Gray had a season-best plus-26 rating in Pitt's victory at West Virginia. That is interesting because Gray had been viewed as a liability on defense against the Mountaineers in seasons past because of his perimeter defense. That no longer seems to be the case. It also demonstrates how effective Gray was on offense against the Mountaineers, who play long stretches without a true center in the game.

According to the ratings, Pitt's least valuable player is sophomore forward Sam Young, which will disappoint the legions of Panthers fans who want to see Young get more playing time. Young has an on/off rating of minus-11 and only a marginally better plus/minus rating than fellow reserves Keith Benjamin and Tyrell Biggs. He has been a minus seven times this season, including a team-worst minus-15 against Louisville. Only Biggs and Ronald Ramon have been a minus in more games. It should be noted that Young had been a plus in most of the recent games before Louisville.

Power forward Levon Kendall scored the worst among the starters.
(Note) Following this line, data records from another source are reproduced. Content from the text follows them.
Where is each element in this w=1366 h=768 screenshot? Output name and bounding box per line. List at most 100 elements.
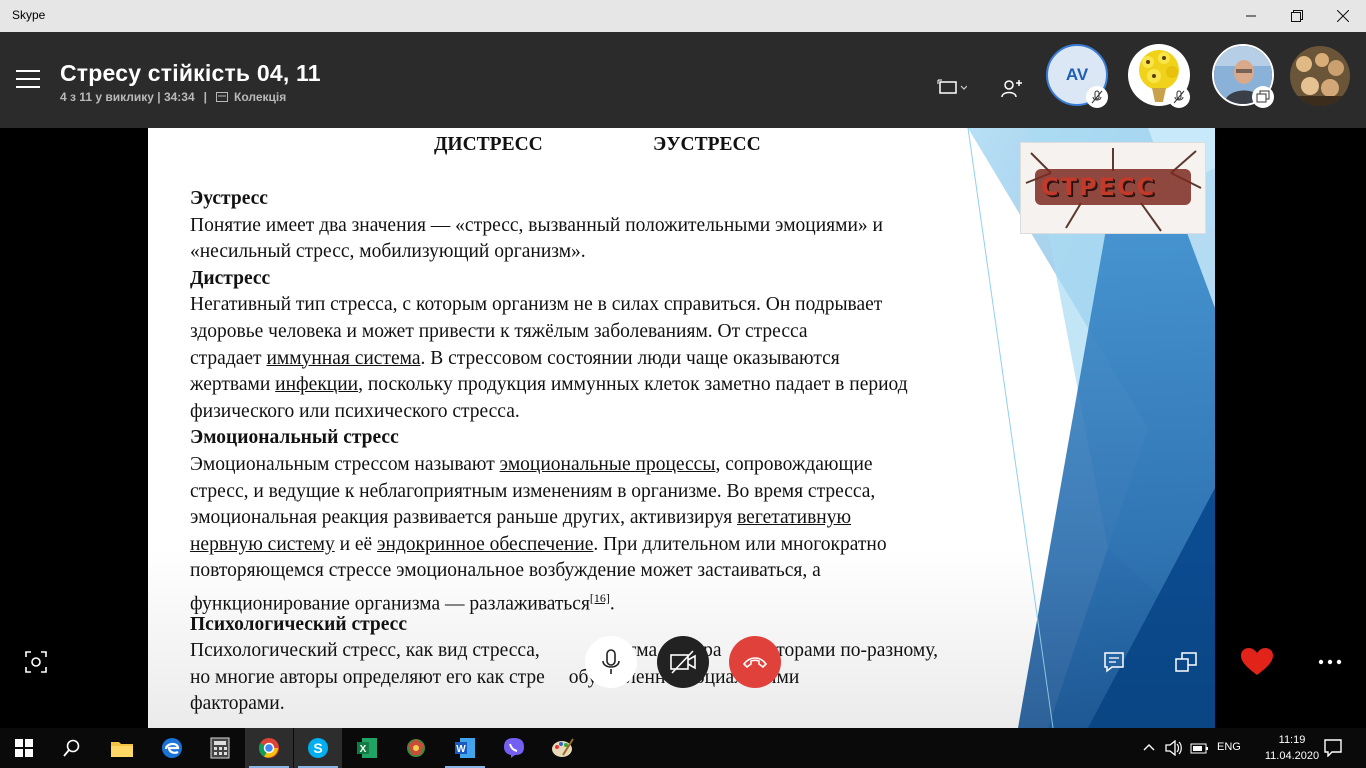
share-screen-button[interactable] (1170, 646, 1202, 678)
heart-icon (1241, 648, 1273, 675)
mic-off-icon (1091, 90, 1103, 104)
taskbar-viber[interactable] (490, 728, 538, 768)
windows-taskbar: S X W ENG 11:19 11.04.2020 (0, 728, 1366, 768)
taskbar-game[interactable] (392, 728, 440, 768)
section-heading-eustress: Эустресс (190, 188, 268, 209)
taskbar-edge[interactable] (148, 728, 196, 768)
taskbar-paint[interactable] (539, 728, 587, 768)
hang-up-icon (742, 657, 768, 669)
more-options-button[interactable] (1314, 646, 1346, 678)
clock-time: 11:19 (1278, 734, 1306, 746)
screen-layout-icon (937, 79, 967, 94)
edge-icon (162, 738, 182, 758)
participant-avatar-group[interactable] (1290, 46, 1350, 106)
paragraph-line: Негативный тип стресса, с которым органи… (190, 294, 883, 316)
paragraph-line: страдает иммунная система. В стрессовом … (190, 347, 840, 369)
paragraph-line: повторяющемся стрессе эмоциональное возб… (190, 560, 821, 582)
volume-button[interactable] (1165, 739, 1183, 761)
snapshot-button[interactable] (20, 646, 52, 678)
collection-icon (216, 92, 228, 102)
call-title[interactable]: Стресу стійкість 04, 11 (60, 60, 321, 87)
add-participant-button[interactable] (996, 72, 1028, 104)
screen-share-badge (1252, 86, 1274, 108)
folder-icon (111, 742, 133, 757)
paragraph-line: стресс, и ведущие к неблагоприятным изме… (190, 480, 876, 502)
taskbar-clock[interactable]: 11:19 11.04.2020 (1264, 732, 1320, 764)
clock-date: 11.04.2020 (1264, 750, 1320, 762)
collection-link[interactable]: Колекція (234, 90, 286, 104)
subtitle-separator: | (203, 90, 207, 104)
paint-icon (552, 738, 574, 757)
excel-icon: X (357, 738, 377, 758)
chrome-icon (259, 738, 279, 758)
microphone-icon (602, 649, 620, 674)
volume-icon (1165, 739, 1182, 757)
section-heading-distress: Дистресс (190, 267, 271, 289)
chat-button[interactable] (1098, 646, 1130, 678)
muted-badge (1168, 86, 1190, 108)
paragraph-line: «несильный стресс, мобилизующий организм… (190, 241, 586, 263)
game-icon (407, 739, 425, 757)
start-button[interactable] (0, 728, 48, 768)
maximize-button[interactable] (1274, 0, 1320, 32)
paragraph-line: Психологический стресс, как вид стресса,… (190, 640, 938, 662)
input-language-indicator[interactable]: ENG (1217, 741, 1241, 753)
taskbar-excel[interactable]: X (343, 728, 391, 768)
stress-image: СТРЕСС (1020, 142, 1206, 234)
paragraph-line: здоровье человека и может привести к тяж… (190, 321, 808, 342)
taskbar-word[interactable]: W (441, 728, 489, 768)
link-vegetative[interactable]: вегетативную (737, 507, 851, 528)
viber-icon (504, 738, 524, 758)
restore-icon (1291, 10, 1303, 22)
link-endocrine[interactable]: эндокринное обеспечение (377, 534, 593, 555)
calculator-icon (210, 737, 230, 759)
section-heading-emotional: Эмоциональный стресс (190, 427, 399, 449)
battery-button[interactable] (1190, 740, 1210, 761)
paragraph-line: эмоциональная реакция развивается раньше… (190, 507, 852, 529)
link-nervous-system[interactable]: нервную систему (190, 534, 335, 555)
screen-layout-button[interactable] (932, 72, 972, 104)
video-off-icon (670, 650, 696, 674)
skype-icon: S (308, 738, 328, 758)
paragraph-line: физического или психического стресса. (190, 400, 520, 422)
word-icon: W (455, 738, 475, 758)
show-hidden-icons-button[interactable] (1142, 740, 1156, 759)
add-person-icon (1001, 80, 1022, 98)
action-center-button[interactable] (1324, 739, 1342, 762)
end-call-button[interactable] (729, 636, 781, 688)
reference-link[interactable]: [16] (590, 591, 610, 605)
mute-microphone-button[interactable] (585, 636, 637, 688)
paragraph-line: Понятие имеет два значения — «стресс, вы… (190, 214, 883, 236)
window-title: Skype (12, 8, 46, 22)
paragraph-line: нервную систему и её эндокринное обеспеч… (190, 533, 887, 555)
windows-logo-icon (15, 739, 33, 757)
notifications-icon (1324, 739, 1342, 758)
toggle-video-button[interactable] (657, 636, 709, 688)
slide-heading-distress: ДИСТРЕСС (434, 134, 543, 155)
link-emotional-processes[interactable]: эмоциональные процессы (500, 454, 716, 475)
minimize-button[interactable] (1228, 0, 1274, 32)
paragraph-line: факторами. (190, 693, 285, 715)
search-button[interactable] (48, 728, 96, 768)
link-immune-system[interactable]: иммунная система (266, 348, 420, 369)
svg-text:S: S (313, 740, 322, 756)
share-screen-icon (1175, 652, 1197, 672)
taskbar-skype[interactable]: S (294, 728, 342, 768)
taskbar-calculator[interactable] (196, 728, 244, 768)
taskbar-chrome[interactable] (245, 728, 293, 768)
link-infection[interactable]: инфекции (275, 374, 358, 395)
participants-info: 4 з 11 у виклику | 34:34 (60, 90, 195, 104)
close-button[interactable] (1320, 0, 1366, 32)
reactions-button[interactable] (1241, 646, 1273, 678)
hamburger-menu-button[interactable] (16, 70, 40, 88)
taskbar-file-explorer[interactable] (98, 728, 146, 768)
battery-icon (1190, 743, 1208, 754)
more-icon (1318, 659, 1342, 665)
call-header: Стресу стійкість 04, 11 4 з 11 у виклику… (0, 32, 1366, 128)
minimize-icon (1246, 15, 1256, 17)
muted-badge (1086, 86, 1108, 108)
group-photo (1290, 46, 1350, 106)
screen-share-icon (1256, 90, 1270, 103)
svg-text:X: X (360, 744, 367, 755)
camera-snapshot-icon (25, 651, 47, 673)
Kendall's on/off rating was zero. But Kendall scored better than all the reserves in plus/minus and in the on/off rating.

Pitt coach Jamie Dixon does not need the data to tell him he has the made the right decisions about his starting lineup or his rotation, but he was happy to see that the data confirmed what he had thought.

"So, I'm starting the right guys," Dixon said, smiling yesterday after reviewing the numbers. "It's exactly what I would have predicted."

One note of caution about the numbers: The starters benefit greatly by getting to play with a player of Gray's caliber for longer periods than the reserves.

That's one way the numbers can be misleading, but Pomeroy said a 25-game sample is enough for a fair evaluation of a player's worth to the team. Dixon agreed that the data reflected a fair evaluation of his team over the course of a season.

Here's an example of how a one-game analysis can be misleading: Ronald Ramon had a great line in the boxscore in Pitt's 77-74 overtime loss to Marquette. He led Pitt with 21 points, was 5 for 9 from the field, 4 for 6 from 3-point range and 7 for 8 from the free-throw line. But Ramon was a minus-4 for the game. In the same game, small forward Mike Cook had an average game with 11 points (5 for 9 from the field, 0 for 3 from 3-point range), 5 rebounds, 2 assists and 4 turnovers. But had a team-best plus-14 rating.

The most underrated player on the team seems to be Graves. He had been a plus player in every Big East game until Louisville and also had the second-best on/off rating behind Gray (plus-5). That would suggest Graves is the second-most important player on the team. A race for third would be between Cook and point guard Levance Fields. Cook has a better on/off rating, but Fields has a better plus-minus rating.

Dixon and his staff have examined plus/minus ratings in the past and have found it a useful evaluation tool. Dixon swears by another ratings system, however, when determining a player's worth on his team.

Dixon has his players play mini-games throughout practices. The games have winners and losers. The teams are switched constantly, but an assistant coach keeps track of each player's won-loss record over the course of a practice and the season. Dixon said those results reveal the same information as plus-minus ratings.

"It's very much the same idea," he said. "We're keeping track of everything they do just like with the numbers."